Anne-Sophie Chazaud : Les Etats-Unis sont dans une situation paradoxale dans la mesure où ils garantissent la liberté d’expression la plus totale, mais où, comme par un retour pernicieux du bâton inquisiteur, c’est la morale sociale (puritaine et bienpensante) qui se charge d’empêcher ce que la Constitution pourtant garantit. La privatisation de la censure, la judiciarisation du débat d’idées, l’activisme militant dans ses formes les plus hystériques et délirantes sont en effet directement importés des Etats-Unis qui semblent dépassés par la situation notamment depuis l’épisode Black Lives Matter mais aussi, antérieurement, par la transe qui s’est emparée des opposants à Donald Trump pourtant démocratiquement élu. Il y a là une situation qui relève à la fois de l’effondrement civilisationnel, comme la fin véritable d’un Empire sous nos yeux, mais aussi un farouche combat politique de l’Etat profond, des militants démocrates et des médias pour tenter de reprendre la main sur le pouvoir quitte à instrumentaliser les luttes sociétales les plus absurdes et virulentes, au risque de tuer leur propre pays. L’importation de ce modèle en France n’est que partielle (c’est ce qui fut tenté après le confinement avec le mouvement pro-Traoré et fut vite contré par une réaction de bon sens).
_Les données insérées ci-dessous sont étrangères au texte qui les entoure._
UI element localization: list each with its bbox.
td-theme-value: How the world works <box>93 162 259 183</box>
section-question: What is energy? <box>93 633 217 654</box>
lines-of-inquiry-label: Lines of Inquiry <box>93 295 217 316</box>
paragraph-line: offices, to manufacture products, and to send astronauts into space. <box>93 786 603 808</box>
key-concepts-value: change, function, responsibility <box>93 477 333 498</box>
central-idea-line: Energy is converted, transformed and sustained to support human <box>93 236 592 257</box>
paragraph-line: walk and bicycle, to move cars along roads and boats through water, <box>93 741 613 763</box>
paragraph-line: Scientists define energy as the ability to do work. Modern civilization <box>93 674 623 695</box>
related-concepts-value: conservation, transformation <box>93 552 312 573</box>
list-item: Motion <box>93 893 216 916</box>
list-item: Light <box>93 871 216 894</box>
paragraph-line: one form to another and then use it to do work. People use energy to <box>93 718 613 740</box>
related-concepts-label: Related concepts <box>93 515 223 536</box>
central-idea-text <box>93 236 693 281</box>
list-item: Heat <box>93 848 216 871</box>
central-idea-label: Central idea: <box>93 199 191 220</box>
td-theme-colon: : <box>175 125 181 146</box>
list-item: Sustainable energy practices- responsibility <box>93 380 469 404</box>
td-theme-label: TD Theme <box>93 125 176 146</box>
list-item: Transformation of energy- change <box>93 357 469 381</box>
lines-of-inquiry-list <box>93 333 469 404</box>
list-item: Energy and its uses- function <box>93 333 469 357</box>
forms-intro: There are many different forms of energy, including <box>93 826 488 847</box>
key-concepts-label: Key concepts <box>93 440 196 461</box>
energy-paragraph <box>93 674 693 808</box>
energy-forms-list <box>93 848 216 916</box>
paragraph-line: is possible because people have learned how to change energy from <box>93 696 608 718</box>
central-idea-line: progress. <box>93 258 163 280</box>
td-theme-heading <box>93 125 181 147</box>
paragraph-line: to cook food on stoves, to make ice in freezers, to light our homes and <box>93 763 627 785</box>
La censure qui tend à se généraliser n’est-elle pas également la résultante d’une lâcheté collective ? Ils sont en effet peu nombreux à refuser de baisser la tête face aux chiens de garde, et à oser prendre des risques économiques, sociaux, et même physiques. Qu’en dites-vous ? Le rapport de force ne semble pourtant pas en la faveur des censeurs si ?
Anne-Sophie Chazaud : Comme l’a prouvé la semaine écoulée, le rapport de forces est en train de s’inverser. Les censeurs reculent, se font traiter de collabos, de traîtres (ce qu’ils sont de facto). Ceux qui jusqu’à présent subissaient les risques, les harcèlements, les lynchages, l’opprobre, souvent la mort sociale voire parfois la mort tout court, se redressent et se font entendre plus fort. Et ils sont en réalité nombreux. Les mesures qui sont annoncées par l’exécutif, encore frileuses et tâtonnantes et dont il va falloir vérifier l’effectivité (comme par exemple la dissolution du CCIF), semblent indiquer que le pouvoir politique ne peut plus désormais continuer de reculer devant ses responsabilités mais aussi devant l’indignation et la pression populaire de plus en plus forte.
Il en va de l’avenir de la démocratie. Nous sommes probablement à un tournant majeur de cette dynamique liberticide que je me suis efforcée de démontrer dans mon ouvrage. Le danger toutefois demeure d’un renforcement de la censure politique (comme l’obsession macronienne du contrôle des réseaux sociaux, par exemple) et la vigilance extrême sera plus que jamais de mise dans les mois et les années qui viennent.